HIV vaccine expected in 10 years, medical experts say
An HIV/Aids vaccine is expected in less than 10 years as testing in humans continues.
Approximately 30 vaccine candidates are undergoing testing in humans by different researchers, the International Aids Vaccine Initiative (IAVI) has said.
In a meeting preceding the International HIV Conference, IAVI’s vice president of Vaccine Design, Rick King told journalists in Washington DC that recent findings have energized researchers with tangible results about the vaccine against the pandemic.
The conference officially opened Sunday evening.
The weeklong conference is being held in the U.S. for the first time in 23 years and has attracted over 24,000 participants, who include researchers, policy makers as well as HIV/Aids activists and people infected with the virus.
In the past 23 years the U.S. was not allowed to host the conference due to its policy which blocked HIV-infected people from entering the country.
The policy was lifted two years ago by the Barack Obama administration.
According to King, studies done in Thailand using a vaccine developed from the SIV, the animal version of the HIV, have shown encouraging results.
He said that clinical research using the same vaccine is to be done in Africa in about three years before its final approval. Currently, the vaccine is being changed to suit Sub-Saharan Africa.
Currently multiple vaccine research is going on by different researchers managed by IAVI.
Today, medical experts are facing even more pressure from the need to stop the spread of the disease that has already infected over 80 million people all over the world.
King believes that, a vaccine, even if only 50% effective and has a modest coverage of 30% of the global population, would curb half the global HIV infections.
But on the flip-side, if no vaccine is found, an estimated 26.8 million new infections could occur in about 20 to 30 years, he predicts, noting that countries should realize that HIV is highly mutable.

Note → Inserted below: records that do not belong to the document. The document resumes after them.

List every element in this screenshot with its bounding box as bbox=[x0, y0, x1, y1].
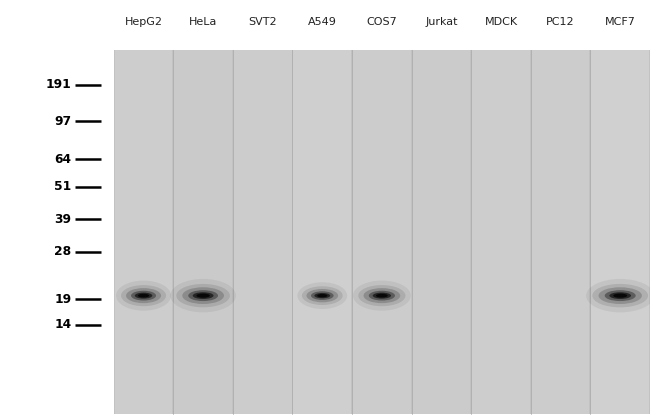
Ellipse shape bbox=[188, 290, 218, 301]
Text: SVT2: SVT2 bbox=[248, 17, 277, 27]
Text: 191: 191 bbox=[46, 78, 72, 91]
Ellipse shape bbox=[315, 293, 330, 298]
Ellipse shape bbox=[298, 282, 347, 309]
Ellipse shape bbox=[363, 288, 400, 303]
Text: MDCK: MDCK bbox=[484, 17, 517, 27]
Ellipse shape bbox=[176, 284, 230, 307]
Ellipse shape bbox=[135, 293, 152, 298]
Bar bbox=[114, 50, 172, 414]
Ellipse shape bbox=[317, 294, 328, 297]
Ellipse shape bbox=[196, 293, 210, 298]
Text: MCF7: MCF7 bbox=[604, 17, 636, 27]
Bar bbox=[353, 50, 411, 414]
Ellipse shape bbox=[592, 284, 648, 307]
Text: 19: 19 bbox=[55, 293, 72, 306]
Ellipse shape bbox=[358, 285, 406, 306]
Ellipse shape bbox=[353, 280, 411, 311]
Bar bbox=[472, 50, 530, 414]
Text: HepG2: HepG2 bbox=[125, 17, 162, 27]
Ellipse shape bbox=[138, 294, 149, 298]
Text: A549: A549 bbox=[308, 17, 337, 27]
Ellipse shape bbox=[121, 285, 166, 306]
Text: HeLa: HeLa bbox=[189, 17, 217, 27]
Bar bbox=[532, 50, 590, 414]
Ellipse shape bbox=[126, 288, 161, 303]
Bar bbox=[592, 50, 649, 414]
Bar bbox=[174, 50, 232, 414]
Ellipse shape bbox=[609, 292, 631, 299]
Text: COS7: COS7 bbox=[367, 17, 397, 27]
Bar bbox=[234, 50, 291, 414]
Ellipse shape bbox=[311, 291, 333, 300]
Text: PC12: PC12 bbox=[546, 17, 575, 27]
Ellipse shape bbox=[306, 289, 338, 302]
Ellipse shape bbox=[170, 279, 236, 312]
Text: 39: 39 bbox=[55, 213, 72, 226]
Text: 97: 97 bbox=[55, 115, 72, 127]
Bar bbox=[114, 50, 650, 414]
Ellipse shape bbox=[182, 287, 224, 304]
Ellipse shape bbox=[302, 286, 343, 305]
Ellipse shape bbox=[604, 290, 636, 301]
Text: 28: 28 bbox=[55, 245, 72, 258]
Text: 14: 14 bbox=[55, 318, 72, 331]
Text: 51: 51 bbox=[54, 180, 72, 193]
Ellipse shape bbox=[376, 294, 388, 298]
Text: Jurkat: Jurkat bbox=[425, 17, 458, 27]
Ellipse shape bbox=[192, 292, 214, 299]
Ellipse shape bbox=[599, 287, 642, 304]
Ellipse shape bbox=[116, 280, 171, 311]
Text: 64: 64 bbox=[55, 153, 72, 166]
Ellipse shape bbox=[372, 293, 391, 298]
Ellipse shape bbox=[613, 293, 627, 298]
Bar bbox=[413, 50, 470, 414]
Ellipse shape bbox=[131, 291, 156, 301]
Ellipse shape bbox=[369, 291, 395, 301]
Ellipse shape bbox=[586, 279, 650, 312]
Bar bbox=[293, 50, 351, 414]
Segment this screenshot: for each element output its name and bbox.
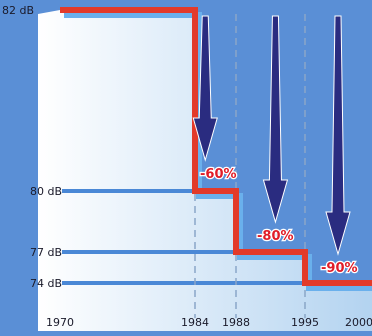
x-tick-label: 1970 <box>46 316 74 329</box>
step-line <box>60 7 372 286</box>
reduction-annotation: -90% <box>321 261 358 276</box>
reduction-annotation: -60% <box>200 167 237 182</box>
step-line-shadow <box>64 12 372 291</box>
y-tick-label: 80 dB <box>30 185 62 198</box>
reduction-annotation: -80% <box>257 229 294 244</box>
down-arrow-1 <box>192 15 218 162</box>
y-tick-label: 74 dB <box>30 277 62 290</box>
x-tick-label: 1984 <box>181 316 209 329</box>
y-tick-label: 82 dB <box>2 4 34 17</box>
x-tick-label: 1988 <box>222 316 250 329</box>
y-tick-label: 77 dB <box>30 246 62 259</box>
down-arrow-2 <box>262 15 289 224</box>
x-tick-label: 1995 <box>291 316 319 329</box>
down-arrow-3 <box>325 15 351 256</box>
x-tick-label: 2000 <box>345 316 372 329</box>
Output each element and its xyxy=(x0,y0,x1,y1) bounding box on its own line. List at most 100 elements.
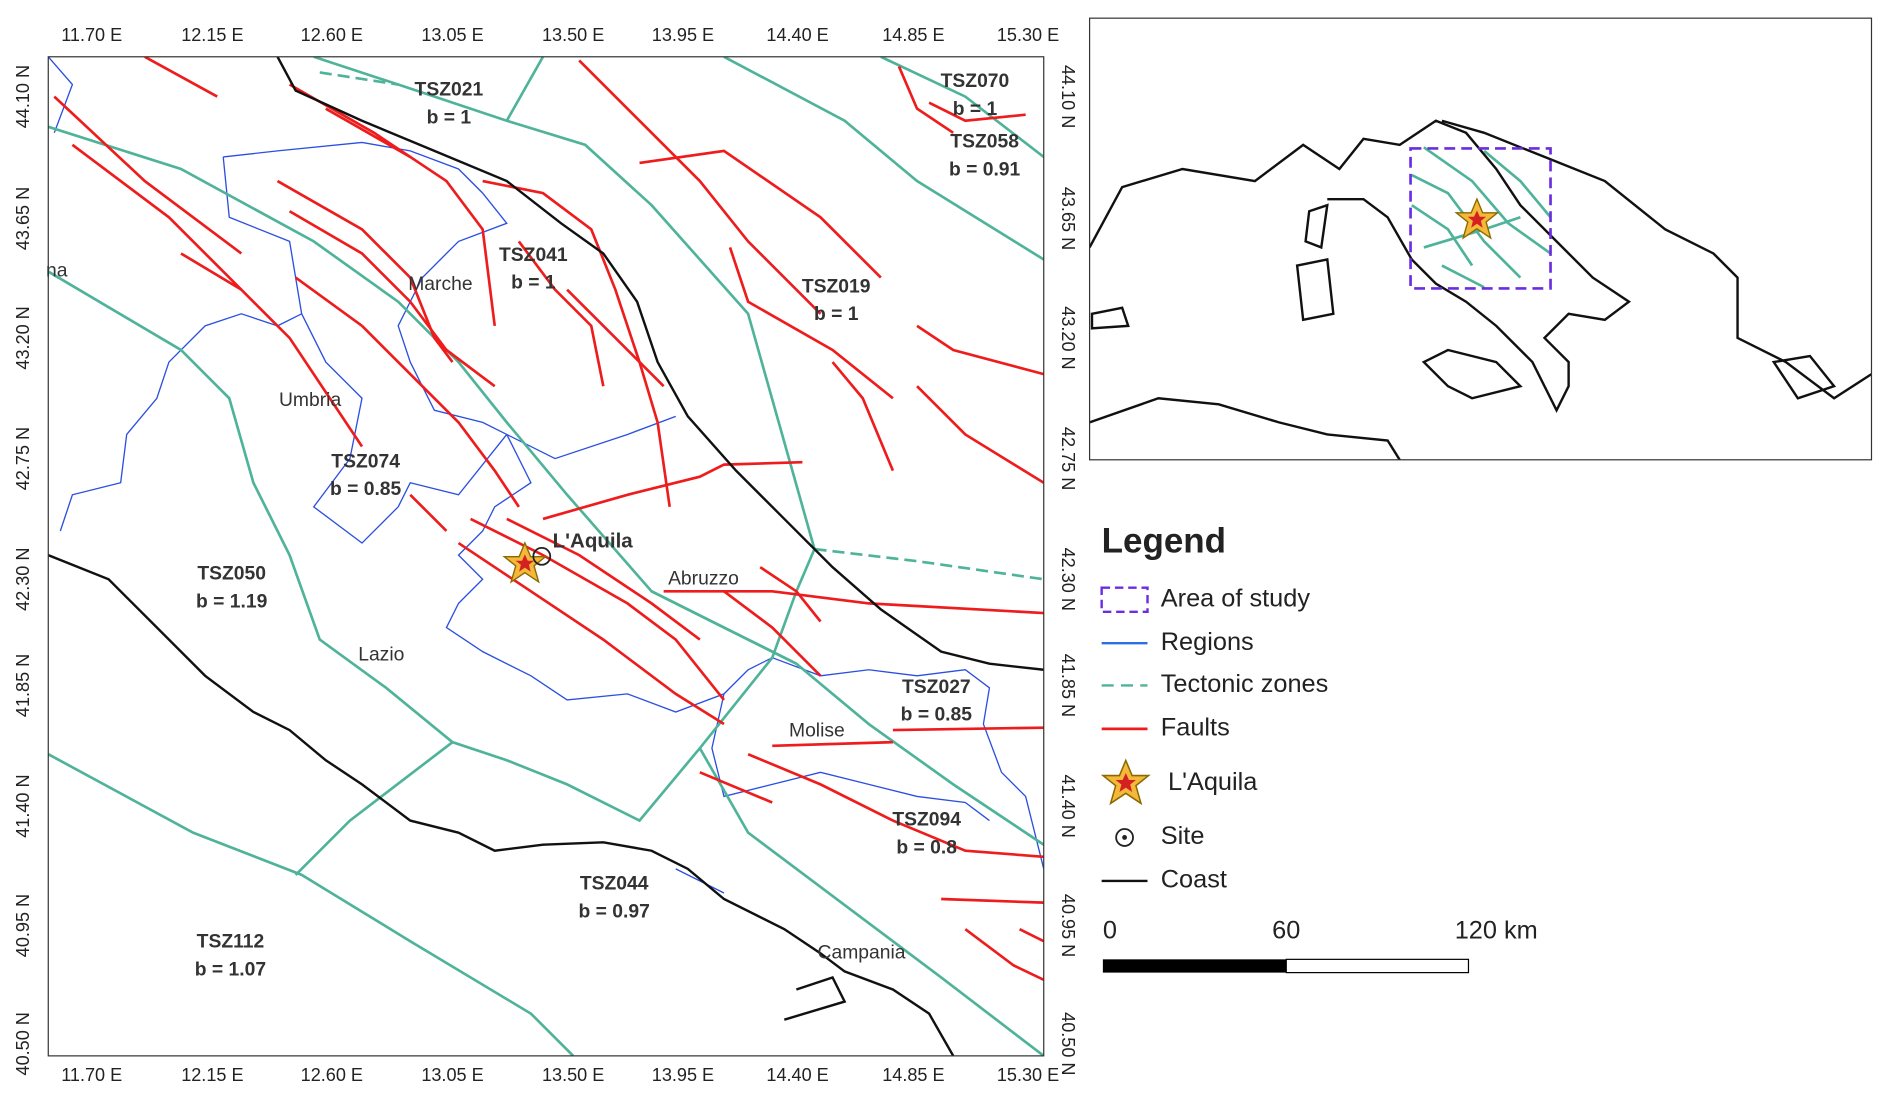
zone-b-value: b = 1 xyxy=(511,273,556,294)
lon-label-bottom: 13.05 E xyxy=(421,1065,483,1085)
lon-label-top: 11.70 E xyxy=(61,25,122,45)
legend-site-dot xyxy=(1122,835,1127,840)
zone-b-value: b = 0.91 xyxy=(949,159,1021,180)
region-label: Umbria xyxy=(279,390,341,411)
region-label: Abruzzo xyxy=(668,568,739,589)
lon-label-top: 13.50 E xyxy=(542,25,604,45)
lat-label-left: 41.40 N xyxy=(13,774,33,837)
map-feature xyxy=(276,56,1044,671)
map-feature xyxy=(1483,149,1552,219)
lon-label-bottom: 15.30 E xyxy=(997,1065,1059,1085)
lon-label-top: 12.60 E xyxy=(301,25,363,45)
map-feature xyxy=(1089,18,1872,460)
map-feature xyxy=(1441,264,1485,289)
region-label: Campania xyxy=(818,942,906,963)
map-feature xyxy=(48,56,816,823)
lat-label-left: 42.30 N xyxy=(13,548,33,611)
lon-label-top: 15.30 E xyxy=(997,25,1059,45)
map-feature xyxy=(783,975,847,1021)
scale-label: 60 xyxy=(1272,916,1300,944)
map-feature xyxy=(759,566,822,623)
lat-label-right: 43.20 N xyxy=(1058,306,1078,369)
lat-label-left: 44.10 N xyxy=(13,65,33,128)
lon-label-bottom: 11.70 E xyxy=(61,1065,122,1085)
map-feature xyxy=(650,590,797,665)
legend-item: L'Aquila xyxy=(1168,768,1258,796)
map-feature xyxy=(48,553,955,1056)
lat-label-right: 42.30 N xyxy=(1058,548,1078,611)
region-label: na xyxy=(46,261,68,282)
zone-name: TSZ050 xyxy=(197,564,266,585)
zone-b-value: b = 0.97 xyxy=(579,901,650,922)
zone-b-value: b = 0.8 xyxy=(896,837,957,858)
map-feature xyxy=(941,897,1044,904)
region-label: Lazio xyxy=(358,644,404,665)
lat-label-left: 41.85 N xyxy=(13,654,33,717)
zone-name: TSZ021 xyxy=(415,80,484,101)
faults xyxy=(53,56,1044,982)
zone-name: TSZ070 xyxy=(941,71,1010,92)
lat-label-right: 40.50 N xyxy=(1058,1012,1078,1075)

The infection suppresses and destroys the key cells of the human immune system and researchers are looking for a vaccine which would block each of the steps of the replication and regeneration of the next viral particles.
The two steps that ensure the HIV survival are entry into the CD4 cell and the replication and regeneration of the virus into more copies of itself.
Researchers want to block entry of the virus into the human immune cell and also kill off the infected cells to ensure destruction of the virus’ next step of regeneration.
“In about ten or less years, we will know whether the vaccines are performing in people in ways that are effective…,” King said.
Two large grants to focus on the development of new vaccines were recently announced.
The grants code-named CHAVI –ID and CAVD amounting to US$200m will run over the next five or seven years. The CAVD is sponsored by the Bill and Mellinda Gates Foundation.
Most of the speakers in the initial meetings said as the world moves closer to a vaccine, emphasis should be put on increasing access to anti-retroviral therapy (ART) as a means of curbing infections.
According to Jesse Milan from the U.S.’s Black Aids Institute, Pre-Exposure Prophylaxis (PREP) can protect an uninfected person from acquiring the virus from an infected sexual partner.
He noted that 1.2 million people in the U.S. are living with HIV, 650,000 have died since the advent of the disease and 15,000 die annually because they do not access care early enough.
There are 50,000 new infections every year in the U.S., most of which are among men of colour and men who have sex with other men.
Also 28% of the African-American women have HIV.
Milan observed the need for change in policy which includes the policy of financing and that of change.
He noted that there isn’t much being talked about on the issue of young people getting infected with HIV yet a large number of young people are transiting into teenage and active sex life everyday and could get infected.
Carl Dieffenbach, from the U.S. National Institute of Health (NIH) called on governments to increase HIV testing as a means of increasing Aids awareness and treatment of the people who need Anti-Retroviral Therapy (ART).
He advised that HIV testing should be incorporated into the normal routine health system.
He said that world is targeting having at least 15 million people on HIV treatment as opposed to only eight million as it stands now.
He predicts the doubling the people on ART will guarantee significant gains in the fight against HIV and could eliminate it because transmission would be greatly curtailed.